L’année prochaine, les signataires de l’accord de Paris se rassembleront à Marrakech pour étoffer certains aspects de l’accord conclu l’année dernière. Les plus optimistes espèrent que les pays présentent des plans d’action plus complets sur la manière dont ils vont réduire les émissions et que ceux qui n’ont pas encore ratifié l’accord le fassent au Maroc.

Cependant, personne n’a prévu d’annoncer de nouveaux objectifs à la hauteur de ce que le rapport du PNUE suggère.
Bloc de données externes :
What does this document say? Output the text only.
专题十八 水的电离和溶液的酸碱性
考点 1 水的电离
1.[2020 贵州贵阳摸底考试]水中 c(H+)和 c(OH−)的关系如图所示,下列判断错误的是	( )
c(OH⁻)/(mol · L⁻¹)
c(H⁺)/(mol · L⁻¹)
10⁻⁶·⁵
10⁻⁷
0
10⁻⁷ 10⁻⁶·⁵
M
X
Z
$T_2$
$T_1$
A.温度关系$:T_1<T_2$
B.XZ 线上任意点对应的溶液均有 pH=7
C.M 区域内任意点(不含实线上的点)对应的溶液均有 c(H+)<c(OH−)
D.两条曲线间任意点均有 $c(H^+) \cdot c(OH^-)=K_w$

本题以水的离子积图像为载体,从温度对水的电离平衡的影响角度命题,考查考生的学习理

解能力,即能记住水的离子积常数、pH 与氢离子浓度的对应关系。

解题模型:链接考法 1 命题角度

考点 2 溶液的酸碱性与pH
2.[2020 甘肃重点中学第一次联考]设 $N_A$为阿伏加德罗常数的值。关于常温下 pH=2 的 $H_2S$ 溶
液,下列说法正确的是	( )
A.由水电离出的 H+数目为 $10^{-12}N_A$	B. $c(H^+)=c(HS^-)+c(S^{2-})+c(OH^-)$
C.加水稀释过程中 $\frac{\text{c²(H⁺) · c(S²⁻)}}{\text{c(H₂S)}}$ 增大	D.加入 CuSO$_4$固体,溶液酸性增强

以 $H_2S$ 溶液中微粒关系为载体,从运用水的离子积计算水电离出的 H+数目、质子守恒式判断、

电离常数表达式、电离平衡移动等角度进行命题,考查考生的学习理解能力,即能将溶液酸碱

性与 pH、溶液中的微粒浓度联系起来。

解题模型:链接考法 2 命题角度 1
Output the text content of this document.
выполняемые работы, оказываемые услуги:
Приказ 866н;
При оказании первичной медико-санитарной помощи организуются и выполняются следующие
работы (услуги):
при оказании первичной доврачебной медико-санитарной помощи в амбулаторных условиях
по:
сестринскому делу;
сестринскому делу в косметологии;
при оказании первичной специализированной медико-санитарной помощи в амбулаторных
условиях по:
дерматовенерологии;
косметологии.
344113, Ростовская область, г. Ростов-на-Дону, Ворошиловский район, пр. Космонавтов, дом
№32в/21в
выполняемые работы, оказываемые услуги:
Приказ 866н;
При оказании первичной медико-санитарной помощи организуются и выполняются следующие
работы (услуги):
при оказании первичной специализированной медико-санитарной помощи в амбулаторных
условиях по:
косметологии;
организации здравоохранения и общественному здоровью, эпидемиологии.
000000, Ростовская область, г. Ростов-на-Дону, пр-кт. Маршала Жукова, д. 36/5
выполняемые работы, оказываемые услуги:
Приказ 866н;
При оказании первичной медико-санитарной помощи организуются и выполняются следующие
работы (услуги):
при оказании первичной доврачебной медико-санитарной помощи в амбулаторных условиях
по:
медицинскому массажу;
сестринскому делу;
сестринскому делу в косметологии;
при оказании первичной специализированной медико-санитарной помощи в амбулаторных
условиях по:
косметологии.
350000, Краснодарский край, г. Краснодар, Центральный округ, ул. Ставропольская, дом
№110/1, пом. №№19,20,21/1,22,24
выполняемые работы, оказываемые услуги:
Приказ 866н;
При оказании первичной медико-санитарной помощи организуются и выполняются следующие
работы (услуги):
Les nations ont actuellement des objectifs nationaux pour réduire les émissions d’ici à 2020, fixés en 2009 lors d’un sommet de l’ONU à Copenhague, ainsi que les engagements pris à Paris qui s’appliquent de 2025 à 2030.

« C’est un avertissement retentissant qui ne peut être ignoré – des actions plus fermes sont nécessaires pour empêcher le monde de courir vers la catastrophe », a déclaré Asad Rehman, militant chez les Amis de la Terre. « En respectant les objectifs ambitieux de l’accord de Paris, les gouvernements prennent le bateau de la dernière chance. »

>> Lire : Les eurodéputés déplorent les insuffisances de l’accord sur l’aviation

« Le rapport du PNUE confirme qu’il y a eu une accélération incroyable de la transition vers une économie à faible émission de carbone l’année dernière, mais les gouvernements doivent prendre davantage de mesures s’ils veulent atteindre les objectifs fixés dans l’accord de Paris », a lui aussi estimé Richard Black, directeur du groupe de réflexion Energy and Climate Intelligence Unit.

Un autre accord sur le climat important a été signé ces dernières semaines. Dans le cadre du protocole de Montréal de 1987, les pays se sont accordés à éliminer les gaz néfastes pour la couche d’ozone. Certaines des substances se sont révélés être beaucoup plus puissantes que le dioxyde de carbone dans le réchauffement de la planète.

Les pays ont aussi décidé de supprimer les hydrocarbures fluorés utilisés dans les systèmes de climatisation et de réfrigération. Si ces objectifs sont pleinement mis en œuvre, cela pourrait entrainer une réduction de 0,5°C. L’élimination des substances chimiques les plus polluantes risque de prendre encore des années et de se heurter à l’opposition de certaines industries.

Erik Solheim encourage les pays à s’engager dans des programmes encore plus ambitieux pour améliorer l’efficacité énergétique, accroitre la quantité d’énergie provenant de sources renouvelables et chercher à atteindre les objectifs nationaux qu’ils ont fixés à Paris.